Ce que la formation met sur le terrain

Le cursus forme enseignants, thérapeutes et responsables communautaires à la marche en attention, à l'observation sensorielle et à la prise de conscience corporelle, dans la lignée du modèle de forest therapy déjà formellement adopté dans les systèmes éducatifs et sanitaires au Royaume-Uni, au Japon et en Corée du Sud. Les futurs diplômés reçoivent à la fois le master en éducation et la certification de guides en sylvothérapie. Les promoteurs s'appuient sur une étude récente indiquant que les bénéfices d'un programme guidé en milieu naturel — baisse du stress, meilleure concentration, sentiment de mieux-être — restaient mesurables six mois après la fin du parcours. La présidente du collège, la professeure Smadar Donitsa-Schmidt, résume l'enjeu: l'éducation doit « dépasser la salle de classe traditionnelle » et relier la connaissance à l'expérience. Pour Galia Ben Haim, fondatrice et directrice de Forest Therapy Israel, l'objectif affiché est de bâtir un centre national de recherche et de formation, et d'encourager l'adoption de la sylvothérapie dans les systèmes éducatif et sanitaire du pays.

Pourquoi ce signal intéresse aussi la pratique francophone

La même semaine, Yahoo News UK documentait l'initiative d'Ann Lowe à Warrington, en Angleterre, qui propose des séances d'écothérapie en paiement à hauteur du moyen de chacun — marches en dialogue, pauses silencieuses, écriture réflexive. Deux actualités, deux échelles: l'une institutionnelle, l'autre associative, qui pointent la même direction. Le temps guidé en forêt n'est plus l'apanage des cercles militants, il se formalise pour répondre à des souffrances concrètes — stress, deuil, maladie chronique, neurodivergence, épuisement. Ann Lowe le formule simplement: marcher côte à côte change la forme d'une conversation, et le monde extérieur offre un autre langage pour se comprendre. Pour le lecteur francophone, le mouvement à observer n'est ni local ni à dupliquer tel quel: il s'agit de vérifier ce qui existe déjà près de chez soi, et avec quelle rigueur.
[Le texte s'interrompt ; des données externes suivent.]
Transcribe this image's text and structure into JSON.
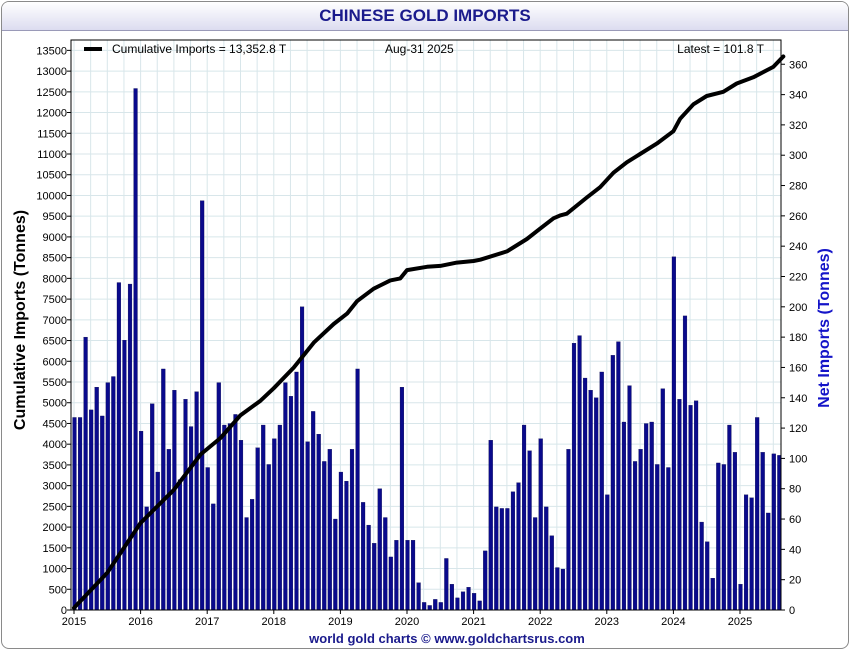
{
  "title": "CHINESE GOLD IMPORTS",
  "credit": "world gold charts © www.goldchartsrus.com",
  "legend": {
    "series_label": "Cumulative Imports = 13,352.8 T",
    "date_label": "Aug-31  2025",
    "latest_label": "Latest = 101.8 T"
  },
  "colors": {
    "bar": "#0a0a8c",
    "line": "#000000",
    "title": "#1a1a8c",
    "right_axis": "#1414c8"
  },
  "chart_data": {
    "type": "bar+line",
    "title": "CHINESE GOLD IMPORTS",
    "ylabel_left": "Cumulative Imports (Tonnes)",
    "ylabel_right": "Net Imports (Tonnes)",
    "ylim_left": [
      0,
      13750
    ],
    "ylim_right": [
      0,
      376
    ],
    "grid": true,
    "legend_placement": "top-left",
    "x_ticks": [
      "2015",
      "2016",
      "2017",
      "2018",
      "2019",
      "2020",
      "2021",
      "2022",
      "2023",
      "2024",
      "2025"
    ],
    "y_left_ticks": [
      "0",
      "500",
      "1000",
      "1500",
      "2000",
      "2500",
      "3000",
      "3500",
      "4000",
      "4500",
      "5000",
      "5500",
      "6000",
      "6500",
      "7000",
      "7500",
      "8000",
      "8500",
      "9000",
      "9500",
      "10000",
      "10500",
      "11000",
      "11500",
      "12000",
      "12500",
      "13000",
      "13500"
    ],
    "y_right_ticks": [
      "0",
      "20",
      "40",
      "60",
      "80",
      "100",
      "120",
      "140",
      "160",
      "180",
      "200",
      "220",
      "240",
      "260",
      "280",
      "300",
      "320",
      "340",
      "360"
    ],
    "series": [
      {
        "name": "Net Imports",
        "kind": "bar",
        "axis": "right",
        "values": [
          127,
          127,
          180,
          132,
          147,
          128,
          150,
          154,
          216,
          178,
          215,
          344,
          118,
          68,
          136,
          91,
          159,
          106,
          145,
          86,
          139,
          121,
          144,
          270,
          94,
          70,
          150,
          122,
          123,
          129,
          112,
          61,
          73,
          107,
          122,
          96,
          113,
          122,
          150,
          141,
          157,
          200,
          111,
          131,
          116,
          98,
          106,
          60,
          91,
          85,
          106,
          159,
          71,
          56,
          44,
          80,
          61,
          35,
          46,
          147,
          46,
          46,
          18,
          5,
          3,
          7,
          5,
          34,
          17,
          8,
          12,
          15,
          11,
          6,
          39,
          112,
          68,
          67,
          67,
          78,
          84,
          122,
          105,
          61,
          113,
          68,
          49,
          28,
          27,
          106,
          176,
          181,
          153,
          145,
          140,
          157,
          76,
          168,
          177,
          124,
          148,
          98,
          106,
          123,
          124,
          96,
          146,
          94,
          233,
          139,
          194,
          135,
          138,
          58,
          45,
          21,
          97,
          96,
          122,
          104,
          17,
          76,
          74,
          127,
          104,
          64,
          103,
          102
        ]
      },
      {
        "name": "Cumulative Imports = 13,352.8 T",
        "kind": "line",
        "axis": "left",
        "x": [
          2015.0,
          2015.5,
          2016.0,
          2016.5,
          2016.9,
          2017.2,
          2017.5,
          2017.8,
          2018.0,
          2018.3,
          2018.6,
          2018.9,
          2019.1,
          2019.25,
          2019.5,
          2019.75,
          2019.9,
          2020.0,
          2020.3,
          2020.5,
          2020.75,
          2021.0,
          2021.1,
          2021.5,
          2021.8,
          2022.0,
          2022.2,
          2022.3,
          2022.4,
          2022.7,
          2022.9,
          2023.1,
          2023.3,
          2023.5,
          2023.75,
          2024.0,
          2024.1,
          2024.3,
          2024.5,
          2024.75,
          2024.95,
          2025.2,
          2025.5,
          2025.65
        ],
        "values": [
          50,
          900,
          2100,
          2900,
          3750,
          4150,
          4700,
          5050,
          5350,
          5850,
          6450,
          6900,
          7150,
          7450,
          7750,
          7950,
          8000,
          8200,
          8280,
          8300,
          8380,
          8420,
          8450,
          8650,
          8950,
          9200,
          9450,
          9520,
          9560,
          9950,
          10200,
          10550,
          10800,
          11000,
          11250,
          11550,
          11850,
          12200,
          12400,
          12500,
          12700,
          12850,
          13100,
          13352
        ]
      }
    ]
  }
}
Trois repères avant de se lancer

Avant de rejoindre un atelier ou de confier un enfant à un programme, trois vérifications de bon sens s'imposent. D'abord, la formation du guide: une certification reconnue, pas un stage d'un week-end — la distinction compte, car le protocole de sylvothérapie engage une méthodologie précise d'invitations sensorielles et non une simple promenade. Ensuite, le dispositif d'évaluation: questionnaires de stress, mesures d'attention, et, dans la mesure du possible, un suivi à distance après la fin du cycle. Enfin, l'adaptation aux contraintes physiques et psychiques: marcher lentement, s'arrêter, s'asseoir suffisent largement. La forêt ne demande ni performance ni équipement particulier — juste de l'attention, et un peu d'humus sous les pieds.